The latest case to address those issues is Gus Consulting GmbH v Leboeuf Lamb Greene & Macrae  EWCA Civ 683 (26 May 2006). This was an appeal from Judge Mackie’s refusal to injunct Le Boeuf, Lamb, Greene & MacRae from acting for, advising or otherwise assisting DCL-KF Corporation in relation to arbitration proceedings brought by that company against Gus and others in the London Court of International Arbitration which are due to be heard in October of this year. The application was made on the ground that Le Boeuf had previously advised or acted for Gus and related entities in respect of their business in Russia between 1996 and 1999 which involved transactions that were in issue to some extent in the arbitration. The advice was on such matters as the use of powers of attorney, guarantees and the formation of subsidiaries. Le Boeuf had offered a number of undertakings which when combined with the facts of the case persuaded the judge that all effective measures had been taken to ensure that there was no real risk of disclosure or misuse of confidential information within paragraph (8) of Lord Justice Clarke’s distillation of principles.
Dismissing the appeal, the Court held that the judge had been entitled to reach the above conclusion. As Lord Justice Mummery put it at paragraph , the burden on a defendant law firm to show that there is no real risk of disclosure or misuse of the former client’s confidential information is a heavy one, but it is not an impossible one to discharge. A “bright line” rule that a law firm can never act against a former client would be easier to apply, produce more predictable outcomes and give the former client comprehensive protection against the risk of unwitting disclosure or misuse of his confidential information but the law does not go as wide as a blanket rule of that kind. The law is that there is no need for a restraining order against acting or advising in an adverse interest, if the court is ” satisfied on the basis of clear and convincing evidence that all effective measures have been taken to ensure that no disclosure will occur…” as Lord Justice Clarke observed in Koch at paragraph (8) of his principles. Each case turns on a careful judicial analysis and assessment of the quality of the evidence about the effectiveness of the precautions taken to protect the confidentiality of the former client’s information from the risk of disclosure and misuse. If there is clear and convincing evidence that the precautions taken will provide effective protection, there will be no real risk to justify the grant of an injunction.

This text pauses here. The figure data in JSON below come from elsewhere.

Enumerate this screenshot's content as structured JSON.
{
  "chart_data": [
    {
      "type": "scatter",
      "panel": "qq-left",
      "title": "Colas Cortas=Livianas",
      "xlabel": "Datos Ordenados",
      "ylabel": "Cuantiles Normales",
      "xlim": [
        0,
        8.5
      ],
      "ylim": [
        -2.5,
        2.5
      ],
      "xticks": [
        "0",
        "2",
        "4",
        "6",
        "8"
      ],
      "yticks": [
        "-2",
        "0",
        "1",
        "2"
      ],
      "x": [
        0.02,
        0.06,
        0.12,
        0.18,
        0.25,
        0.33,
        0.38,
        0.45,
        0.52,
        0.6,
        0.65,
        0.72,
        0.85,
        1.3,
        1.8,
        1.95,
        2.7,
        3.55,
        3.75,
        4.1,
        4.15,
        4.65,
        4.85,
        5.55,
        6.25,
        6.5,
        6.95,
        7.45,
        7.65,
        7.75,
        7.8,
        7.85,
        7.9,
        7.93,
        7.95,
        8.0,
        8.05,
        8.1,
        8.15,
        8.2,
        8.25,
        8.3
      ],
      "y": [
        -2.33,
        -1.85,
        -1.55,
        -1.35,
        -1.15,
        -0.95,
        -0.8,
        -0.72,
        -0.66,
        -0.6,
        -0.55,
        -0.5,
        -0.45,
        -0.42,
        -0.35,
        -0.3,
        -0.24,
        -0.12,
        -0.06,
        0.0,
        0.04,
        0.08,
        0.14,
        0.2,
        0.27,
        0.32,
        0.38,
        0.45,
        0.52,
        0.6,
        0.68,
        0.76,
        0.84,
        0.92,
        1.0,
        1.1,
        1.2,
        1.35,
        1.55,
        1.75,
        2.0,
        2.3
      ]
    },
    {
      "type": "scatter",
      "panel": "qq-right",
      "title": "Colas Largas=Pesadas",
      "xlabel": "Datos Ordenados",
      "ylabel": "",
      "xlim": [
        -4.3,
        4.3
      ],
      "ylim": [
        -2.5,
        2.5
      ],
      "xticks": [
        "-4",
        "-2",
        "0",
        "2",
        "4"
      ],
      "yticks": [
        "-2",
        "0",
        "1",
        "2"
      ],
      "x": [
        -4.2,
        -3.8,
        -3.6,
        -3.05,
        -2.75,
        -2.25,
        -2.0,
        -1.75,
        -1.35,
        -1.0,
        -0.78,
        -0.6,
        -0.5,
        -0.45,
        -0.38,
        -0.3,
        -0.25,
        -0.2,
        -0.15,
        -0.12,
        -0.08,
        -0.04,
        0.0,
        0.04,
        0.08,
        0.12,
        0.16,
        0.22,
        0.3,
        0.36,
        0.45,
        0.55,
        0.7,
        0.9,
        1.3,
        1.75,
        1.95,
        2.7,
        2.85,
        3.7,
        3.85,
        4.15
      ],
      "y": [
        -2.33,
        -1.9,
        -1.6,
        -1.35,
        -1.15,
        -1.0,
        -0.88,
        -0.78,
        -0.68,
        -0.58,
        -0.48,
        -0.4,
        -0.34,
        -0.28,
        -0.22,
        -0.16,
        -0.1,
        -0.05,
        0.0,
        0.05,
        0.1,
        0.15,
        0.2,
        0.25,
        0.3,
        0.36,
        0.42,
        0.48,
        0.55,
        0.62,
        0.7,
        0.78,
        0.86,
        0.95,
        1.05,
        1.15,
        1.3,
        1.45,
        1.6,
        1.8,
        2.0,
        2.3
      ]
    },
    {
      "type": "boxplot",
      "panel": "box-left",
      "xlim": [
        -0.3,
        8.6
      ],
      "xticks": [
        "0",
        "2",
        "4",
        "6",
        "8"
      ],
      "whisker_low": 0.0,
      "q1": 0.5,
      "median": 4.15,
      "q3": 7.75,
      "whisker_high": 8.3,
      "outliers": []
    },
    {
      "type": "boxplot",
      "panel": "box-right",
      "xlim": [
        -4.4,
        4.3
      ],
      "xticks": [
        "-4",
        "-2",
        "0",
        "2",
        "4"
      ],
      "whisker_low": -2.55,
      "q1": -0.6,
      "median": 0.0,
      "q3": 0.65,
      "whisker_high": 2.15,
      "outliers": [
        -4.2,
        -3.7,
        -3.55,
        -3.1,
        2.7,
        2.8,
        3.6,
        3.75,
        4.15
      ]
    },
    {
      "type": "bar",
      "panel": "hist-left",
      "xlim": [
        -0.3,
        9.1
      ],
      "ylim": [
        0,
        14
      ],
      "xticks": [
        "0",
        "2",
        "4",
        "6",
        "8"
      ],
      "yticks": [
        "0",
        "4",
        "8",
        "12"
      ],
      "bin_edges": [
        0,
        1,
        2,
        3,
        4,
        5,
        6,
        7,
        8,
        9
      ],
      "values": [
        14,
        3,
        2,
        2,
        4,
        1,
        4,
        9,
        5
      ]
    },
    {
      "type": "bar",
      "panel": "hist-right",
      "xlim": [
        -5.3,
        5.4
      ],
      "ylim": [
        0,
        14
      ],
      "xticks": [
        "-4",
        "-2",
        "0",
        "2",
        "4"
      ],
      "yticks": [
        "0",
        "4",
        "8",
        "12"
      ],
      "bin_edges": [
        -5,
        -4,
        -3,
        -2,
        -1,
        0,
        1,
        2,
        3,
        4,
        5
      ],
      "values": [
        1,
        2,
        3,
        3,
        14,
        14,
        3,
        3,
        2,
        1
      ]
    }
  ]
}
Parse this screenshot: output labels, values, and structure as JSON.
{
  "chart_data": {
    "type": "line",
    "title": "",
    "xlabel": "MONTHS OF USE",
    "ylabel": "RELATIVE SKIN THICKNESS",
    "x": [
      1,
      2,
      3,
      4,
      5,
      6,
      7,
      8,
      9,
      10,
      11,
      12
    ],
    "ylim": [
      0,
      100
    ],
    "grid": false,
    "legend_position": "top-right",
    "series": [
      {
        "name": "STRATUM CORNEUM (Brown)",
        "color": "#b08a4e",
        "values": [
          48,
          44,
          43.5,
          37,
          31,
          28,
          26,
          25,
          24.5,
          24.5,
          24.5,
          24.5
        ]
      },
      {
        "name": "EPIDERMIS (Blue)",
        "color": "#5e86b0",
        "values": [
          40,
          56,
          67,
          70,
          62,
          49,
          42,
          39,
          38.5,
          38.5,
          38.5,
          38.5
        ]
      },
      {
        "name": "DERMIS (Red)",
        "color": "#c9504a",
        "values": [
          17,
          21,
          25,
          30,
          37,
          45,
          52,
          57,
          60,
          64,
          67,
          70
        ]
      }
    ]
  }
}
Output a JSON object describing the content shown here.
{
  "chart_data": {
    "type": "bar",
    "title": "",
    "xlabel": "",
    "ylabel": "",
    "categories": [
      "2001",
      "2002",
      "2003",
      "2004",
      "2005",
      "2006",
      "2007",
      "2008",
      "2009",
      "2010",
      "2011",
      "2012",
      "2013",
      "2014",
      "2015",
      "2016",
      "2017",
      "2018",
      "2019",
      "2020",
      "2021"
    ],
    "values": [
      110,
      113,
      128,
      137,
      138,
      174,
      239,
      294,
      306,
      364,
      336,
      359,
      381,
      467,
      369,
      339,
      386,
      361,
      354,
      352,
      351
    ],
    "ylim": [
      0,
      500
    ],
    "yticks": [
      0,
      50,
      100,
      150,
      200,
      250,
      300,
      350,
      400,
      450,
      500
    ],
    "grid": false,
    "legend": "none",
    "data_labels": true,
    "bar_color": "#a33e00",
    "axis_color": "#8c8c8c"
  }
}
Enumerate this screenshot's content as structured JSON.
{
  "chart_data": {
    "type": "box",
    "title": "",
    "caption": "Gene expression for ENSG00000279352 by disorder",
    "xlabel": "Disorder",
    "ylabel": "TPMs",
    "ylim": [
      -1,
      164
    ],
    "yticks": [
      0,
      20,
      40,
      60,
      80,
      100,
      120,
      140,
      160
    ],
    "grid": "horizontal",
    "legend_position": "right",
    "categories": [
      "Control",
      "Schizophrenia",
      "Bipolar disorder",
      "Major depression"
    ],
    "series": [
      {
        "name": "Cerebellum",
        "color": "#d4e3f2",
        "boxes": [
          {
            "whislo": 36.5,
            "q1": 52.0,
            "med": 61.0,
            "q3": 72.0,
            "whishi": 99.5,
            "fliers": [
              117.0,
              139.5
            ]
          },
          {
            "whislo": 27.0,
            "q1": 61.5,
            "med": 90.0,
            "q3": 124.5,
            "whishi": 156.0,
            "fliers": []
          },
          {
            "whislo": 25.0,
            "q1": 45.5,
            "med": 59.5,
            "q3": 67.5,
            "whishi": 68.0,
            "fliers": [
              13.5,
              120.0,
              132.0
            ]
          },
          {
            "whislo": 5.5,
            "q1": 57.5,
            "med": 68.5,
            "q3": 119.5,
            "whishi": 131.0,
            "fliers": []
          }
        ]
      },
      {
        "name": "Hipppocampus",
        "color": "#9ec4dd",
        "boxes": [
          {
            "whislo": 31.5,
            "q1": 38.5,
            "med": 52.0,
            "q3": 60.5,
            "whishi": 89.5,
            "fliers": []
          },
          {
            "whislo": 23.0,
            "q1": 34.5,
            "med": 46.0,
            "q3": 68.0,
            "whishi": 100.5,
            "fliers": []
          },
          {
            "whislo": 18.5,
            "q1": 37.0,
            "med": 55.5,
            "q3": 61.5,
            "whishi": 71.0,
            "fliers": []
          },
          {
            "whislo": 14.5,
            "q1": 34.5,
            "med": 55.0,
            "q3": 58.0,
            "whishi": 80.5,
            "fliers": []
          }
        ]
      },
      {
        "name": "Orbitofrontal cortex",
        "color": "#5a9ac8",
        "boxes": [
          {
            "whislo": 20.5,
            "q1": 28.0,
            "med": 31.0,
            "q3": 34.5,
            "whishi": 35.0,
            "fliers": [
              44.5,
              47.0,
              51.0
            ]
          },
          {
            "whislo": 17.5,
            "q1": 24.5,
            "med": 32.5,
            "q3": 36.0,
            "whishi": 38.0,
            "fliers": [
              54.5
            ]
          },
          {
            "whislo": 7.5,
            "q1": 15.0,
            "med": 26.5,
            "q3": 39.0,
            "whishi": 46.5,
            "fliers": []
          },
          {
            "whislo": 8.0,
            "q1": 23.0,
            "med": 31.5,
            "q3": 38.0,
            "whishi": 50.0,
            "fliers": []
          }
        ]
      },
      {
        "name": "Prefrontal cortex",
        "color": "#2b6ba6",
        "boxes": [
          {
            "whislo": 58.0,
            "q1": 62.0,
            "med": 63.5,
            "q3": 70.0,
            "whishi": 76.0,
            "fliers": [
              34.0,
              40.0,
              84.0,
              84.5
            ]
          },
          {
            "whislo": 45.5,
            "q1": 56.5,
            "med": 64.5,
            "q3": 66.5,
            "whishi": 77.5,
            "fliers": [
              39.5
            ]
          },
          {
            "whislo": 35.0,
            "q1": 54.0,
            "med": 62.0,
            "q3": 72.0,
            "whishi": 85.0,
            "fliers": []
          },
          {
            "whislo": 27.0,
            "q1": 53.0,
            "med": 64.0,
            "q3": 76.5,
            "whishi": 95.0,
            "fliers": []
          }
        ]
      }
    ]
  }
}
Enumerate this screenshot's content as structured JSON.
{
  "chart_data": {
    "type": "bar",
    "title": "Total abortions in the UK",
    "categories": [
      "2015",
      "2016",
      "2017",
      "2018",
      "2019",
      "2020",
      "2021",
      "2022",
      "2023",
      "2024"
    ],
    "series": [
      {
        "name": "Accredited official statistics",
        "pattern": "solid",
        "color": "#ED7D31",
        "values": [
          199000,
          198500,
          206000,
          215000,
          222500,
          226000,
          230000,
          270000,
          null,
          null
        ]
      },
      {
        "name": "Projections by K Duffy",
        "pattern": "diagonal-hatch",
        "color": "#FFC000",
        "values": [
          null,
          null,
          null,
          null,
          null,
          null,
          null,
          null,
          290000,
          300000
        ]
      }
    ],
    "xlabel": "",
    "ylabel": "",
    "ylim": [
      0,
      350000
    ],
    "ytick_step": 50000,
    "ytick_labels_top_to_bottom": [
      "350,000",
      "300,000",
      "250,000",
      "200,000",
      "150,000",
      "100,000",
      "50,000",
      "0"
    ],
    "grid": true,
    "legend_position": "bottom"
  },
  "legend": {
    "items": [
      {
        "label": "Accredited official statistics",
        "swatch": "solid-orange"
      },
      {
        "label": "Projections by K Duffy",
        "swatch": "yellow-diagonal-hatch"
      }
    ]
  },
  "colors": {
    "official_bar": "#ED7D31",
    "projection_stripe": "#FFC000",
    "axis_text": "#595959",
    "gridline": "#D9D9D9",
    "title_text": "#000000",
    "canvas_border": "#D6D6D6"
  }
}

In this case detailed undertakings had been offered to the court to minimize the risk of disclosure or misuse of confidential information. There was every reason to believe that the undertakings would be observed in the spirit and in the letter. All those concerned appreciate the seriousness of undertakings to the court and that a breach of any of the undertakings would be an extremely grave matter. The combined effect of those undertakings, the conscientious and sophisticated ethical wall system erected by Le Boeuf in accordance with established procedures, the unchallenged evidence of the members of the arbitration team about their ignorance of and lack of access to the relevant information or access to the partners who had acted for Gus and the unquestioned professional integrity of all those involved in the law firm was sufficient to entitle the judge to conclude that the evidence established that the various precautions taken would effectively protect Gus from disclosure or misuse of their confidential information.
Though this decision is not unreasonable, I for one would still be concerned at the involvement against me of my former legal advisors notwithstanding the safeguards. A bright line rule would be easy to implement. It would in most cases require nothing more than a quick search of the client database. The Legal Services bill would be a lot more acceptable to folk like me were such a provision to be inserted.